Guest opinion: A child of Birmingham Southern College

Guest opinion: A child of Birmingham Southern College

This is a guest opinion column

I am a child of Birmingham Southern College. Though I never matriculated as a student on the Hilltop, I was raised by a community of Birmingham Southern College graduates. The lives they lead made an indelible impression on me. They set the examples I aspired to. And as I result, I write with certainty that most of the good fortune in my life is directly attributable to Birmingham Southern College.

My father was born in 1939 at the U.S. Steel Hospital (now known as Lloyd Noland Hospital) in Fairfield. His brother, my uncle, was born there two years later in 1941.

Their father (my grandfather) was an hourly wage worker in the Fairfield Steel Mill. So was his father (my great grandfather). Neither of them had a formal education. Both dropped out of elementary school. They punched a timecard at the dangerous steel mill where many of their co-workers were routinely injured, disabled, and killed. They grew vegetables and raised chickens in their small Ensley yards. This was necessary in order to feed their families when their steel mill wages weren’t enough to buy food.

And my grandfather wanted his sons to have a better life than the one he had.

After my father graduated from Ensley High School, any ideas he had about following his father and grandfather to work in the steel mill were put to rest when my grandfather directed him to enroll at Birmingham Southern College. My uncle graduated from Ensley High School two years later and went as well. And the course of our family’s history was instantly changed for the better.

At Birmingham Southern College my father and his brother received a genuine Liberal Arts education. Science. Math. Art. History. Philosophy. Birmingham Southern College may have only been 3.7 miles from Ensley High School. But it provided its students with intellectual opportunities from throughout the arc of human experience. And it changed them. For the better. And to the benefit of everyone around them.

As a student at Birmingham Southern College my uncle decided to pursue a career in Music. And he did. After graduating from Birmingham Southern College my uncle attended the Manhattan School of Music and was a Music teacher and performer in Atlanta for over 30 years.

My uncle met the love of his life at Birmingham Southern College. They married. Raised a beautiful family. And my Birmingham Southern College graduate aunt was an educator in Atlanta for over 30 years.

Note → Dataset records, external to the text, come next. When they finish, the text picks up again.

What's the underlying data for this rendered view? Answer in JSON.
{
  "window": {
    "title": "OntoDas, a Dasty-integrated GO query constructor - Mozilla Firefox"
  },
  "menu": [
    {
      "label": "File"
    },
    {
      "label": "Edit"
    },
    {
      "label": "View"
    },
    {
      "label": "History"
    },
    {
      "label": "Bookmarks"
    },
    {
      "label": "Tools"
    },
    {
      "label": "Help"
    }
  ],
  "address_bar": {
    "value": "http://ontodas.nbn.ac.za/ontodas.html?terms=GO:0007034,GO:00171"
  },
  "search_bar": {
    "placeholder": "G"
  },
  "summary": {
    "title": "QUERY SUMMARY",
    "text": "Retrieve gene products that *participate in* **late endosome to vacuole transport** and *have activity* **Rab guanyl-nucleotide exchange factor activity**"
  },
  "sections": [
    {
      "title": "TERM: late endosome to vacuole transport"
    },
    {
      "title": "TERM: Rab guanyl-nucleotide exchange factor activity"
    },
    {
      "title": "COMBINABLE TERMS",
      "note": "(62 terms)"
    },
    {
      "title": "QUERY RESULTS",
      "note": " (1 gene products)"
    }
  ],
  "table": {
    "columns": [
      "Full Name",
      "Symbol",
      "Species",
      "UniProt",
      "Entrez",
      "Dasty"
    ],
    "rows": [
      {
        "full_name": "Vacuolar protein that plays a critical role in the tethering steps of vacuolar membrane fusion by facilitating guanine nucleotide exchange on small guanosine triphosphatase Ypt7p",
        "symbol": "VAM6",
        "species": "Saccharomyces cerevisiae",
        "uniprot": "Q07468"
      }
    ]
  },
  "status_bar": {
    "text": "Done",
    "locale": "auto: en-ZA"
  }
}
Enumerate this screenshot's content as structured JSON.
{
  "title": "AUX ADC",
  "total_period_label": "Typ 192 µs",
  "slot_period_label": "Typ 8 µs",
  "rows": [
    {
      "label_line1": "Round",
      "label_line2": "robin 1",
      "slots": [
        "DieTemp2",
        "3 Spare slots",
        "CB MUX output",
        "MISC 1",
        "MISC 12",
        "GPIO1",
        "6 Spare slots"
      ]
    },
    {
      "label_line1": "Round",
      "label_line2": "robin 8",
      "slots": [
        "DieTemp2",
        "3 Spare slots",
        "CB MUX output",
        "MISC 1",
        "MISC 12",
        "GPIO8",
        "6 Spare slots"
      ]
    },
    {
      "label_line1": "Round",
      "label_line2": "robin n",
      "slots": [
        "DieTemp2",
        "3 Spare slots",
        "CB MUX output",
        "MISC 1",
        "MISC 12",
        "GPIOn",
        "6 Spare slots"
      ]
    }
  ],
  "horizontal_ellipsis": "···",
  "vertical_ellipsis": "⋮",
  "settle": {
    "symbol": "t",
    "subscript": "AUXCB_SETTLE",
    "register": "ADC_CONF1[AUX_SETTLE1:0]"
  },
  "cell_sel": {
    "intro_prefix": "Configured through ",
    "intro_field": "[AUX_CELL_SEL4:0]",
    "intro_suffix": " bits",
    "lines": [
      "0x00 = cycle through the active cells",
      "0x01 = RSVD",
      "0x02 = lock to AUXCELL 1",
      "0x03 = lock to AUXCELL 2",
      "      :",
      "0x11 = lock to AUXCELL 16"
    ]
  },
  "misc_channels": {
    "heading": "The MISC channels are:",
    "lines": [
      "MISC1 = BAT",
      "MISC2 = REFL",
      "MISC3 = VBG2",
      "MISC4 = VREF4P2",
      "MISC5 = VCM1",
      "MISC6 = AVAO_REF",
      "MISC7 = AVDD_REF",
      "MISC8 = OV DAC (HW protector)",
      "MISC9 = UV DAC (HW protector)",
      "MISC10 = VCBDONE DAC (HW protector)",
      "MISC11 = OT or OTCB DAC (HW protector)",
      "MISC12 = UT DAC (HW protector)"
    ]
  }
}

One of their Birmingham Southern College classmates was a graduate of Phillips High School (also located a mere 3.7 miles away). He was the Editor of the Hilltop News, member of the basketball and swim teams and President of his Senior Class. He decided he wanted to be an attorney. And he did. He went to Harvard Law School where he was a two-year editor of the Harvard Law Review. And he was a public servant and attorney in Texas for over 40 years.

His graduating class at Harvard Law School is known as “The Class of Birmingham Southern” in part because there were three – 3 !!! – BSC graduates in it.

My father’s Liberal Arts Education at Birmingham Southern College took him in many directions. He ultimately decided on a degree in Accounting. But he also decided to become a lifelong student. And he did. After working a desk job in air conditioning for Southern Natural Gas my father decided to go to law school. He became a tax attorney. And he was an outstanding lawyer and boss for U.S. Steel for over 30 years.

But most importantly to me my father raised me and my sister in a constellation of Birmingham Southern College graduates. We were always around people who read books, wrote letters, spoke thoughtfully, listened attentively, visited museums, attended theater performances and classical music concerts, went to art shows, volunteered to help, shared generously, worked hard and never forgot where they came from.

“The best education I ever received in my life was at Birmingham Southern College.” Each of them said this countless times. (One said it constantly. The guy who went to Harvard.)

I believe them.

And looking at the lives they have lived I agree with them.

These Birmingham Southern College graduates are good people and good citizens. They set good examples for what a good life is and how to live it. They are a credit to their alma mater.

And I am grateful to be a child of Birmingham Southern College.

I may not have attended Birmingham Southern College. But I am certainly a beneficiary of the good it has produced. From my family of origin to the community I grew up in, Birmingham Southern College was ever present. And as a result, I can write with certainty that most of the good fortune in my life is directly attributable to Birmingham Southern College.

George E. Bradford, Jr. was born in Birmingham, Alabama in 1965. He is a Musician, Writer and Ethicist currently living in Atlanta, Georgia. His father is a 1961 graduate of Birmingham Southern College.